Pharmaceutical and biotech company marketers have always appreciated the impact they could have with pharmacoeconomic data to support the advertising and promotion of their products. Unfortunately, it was rarely a prerequisite for commercial success and more often than not, done after product launch using retrospective database analysis and speculative modeling. In the evolving new healthcare market that will change. In an increasingly managed and cost conscious market, even innovative products with meaningful clinical differentiations from other therapeutic alternatives will be expected to substantiate the value of that differentiation. So how do you deliver on those expectations? You start early in development.
Pipeline project evaluation:
- What are the target product profile value drivers? Specifically, what are the points of differentiation; the reasons why this product will be better than what is currently available or that might be available at the time of product launch?
- What are the plans for proving that these points of differentiation are clinically real and meaningful?
- Will it be possible to include these points of differentiation in regulatory labeling (package insert) so they can be used in marketing programs?
- Can marketing ascribe a quantitative value (cost benefit) to these points of differentiation? What are they worth to the patient, to healthcare providers, and to the payer?
- Have you modeled the potential value of the differentiation and the minimum comparative value that is going to be meaningful to payers? At what point, does the differentiation no longer have meaningful value?
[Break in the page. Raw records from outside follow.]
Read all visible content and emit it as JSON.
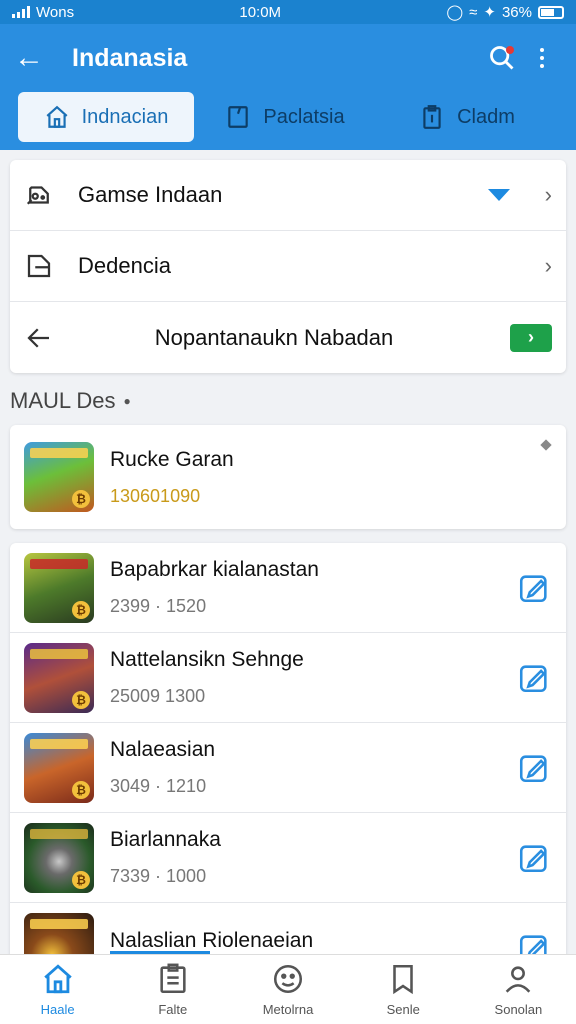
{
  "status_bar": {
    "carrier": "Wons",
    "time": "10:0M",
    "battery": "36%"
  },
  "app_bar": {
    "title": "Indanasia"
  },
  "tabs": [
    {
      "label": "Indnacian",
      "icon": "home-icon",
      "active": true
    },
    {
      "label": "Paclatsia",
      "icon": "document-icon",
      "active": false
    },
    {
      "label": "Cladm",
      "icon": "clipboard-icon",
      "active": false
    }
  ],
  "menu": [
    {
      "label": "Gamse Indaan",
      "icon": "gamepad-icon"
    },
    {
      "label": "Dedencia",
      "icon": "folder-icon"
    },
    {
      "label": "Nopantanaukn Nabadan",
      "icon": "arrow-left-icon"
    }
  ],
  "section_title": "MAUL Des",
  "featured": {
    "name": "Rucke Garan",
    "value": "130601090"
  },
  "games": [
    {
      "name": "Bapabrkar kialanastan",
      "value": "2399 · 1520"
    },
    {
      "name": "Nattelansikn Sehnge",
      "value": "25009 1300"
    },
    {
      "name": "Nalaeasian",
      "value": "3049 · 1210"
    },
    {
      "name": "Biarlannaka",
      "value": "7339 · 1000"
    },
    {
      "name": "Nalaslian Riolenaeian",
      "value": ""
    }
  ],
  "bottom_nav": [
    {
      "label": "Haale",
      "icon": "home-icon",
      "active": true
    },
    {
      "label": "Falte",
      "icon": "list-icon",
      "active": false
    },
    {
      "label": "Metolrna",
      "icon": "smiley-icon",
      "active": false
    },
    {
      "label": "Senle",
      "icon": "book-icon",
      "active": false
    },
    {
      "label": "Sonolan",
      "icon": "person-icon",
      "active": false
    }
  ],
  "colors": {
    "primary": "#2a8ee0",
    "status_bar": "#1b82cf",
    "accent_green": "#1ea14a",
    "gold": "#c99a1a"
  }
}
- Are trials designed to deliver data to prove the points of differentiation?
- Are the trials designed to capture the quantitative value of the differentiation? Have credible, valid pharmacoeconomic metrics been used?
- Have you eliminated bias from the quantitative design elements?
- Have you built in conservative pricing assumptions and options? Are they sufficient to allow for valid sensitivity analysis?
- Will the value assessment be reproducible in the real world?
This approach relies heavily on the marketing team understanding the value expectations of the market, the competitive value propositions, and the impact of pricing on the value proposition model.
The research teams must look at not only trial designs from a regulatory perspective but also must be accountable for delivering the definitive proof of differentiation and the data to support the quantitative comparative value (pharmacoeconomics).
Many pharmaceutical marketers do a series of market research studies and then typically set a price based on competition and “what the market will bear”. They then try to justify the value when they go to market. Now, marketers will need to appreciate, very early on, the relationship between the price they set and the value they can prove based on that pricing and the available clinical and pharmacoeconomic data. Comparative value assessments by payers will be data driven and will not be influenced by marketing hype.
I’m certain that some who have read this post will think that this process is idealistic, impractical, and some might even argue it is not necessary. That is might be true until they realize their competitors who are developing comparative value data are creating a substantial competitive advantage and increasing the probability for more ready access to drug formularies at premium prices.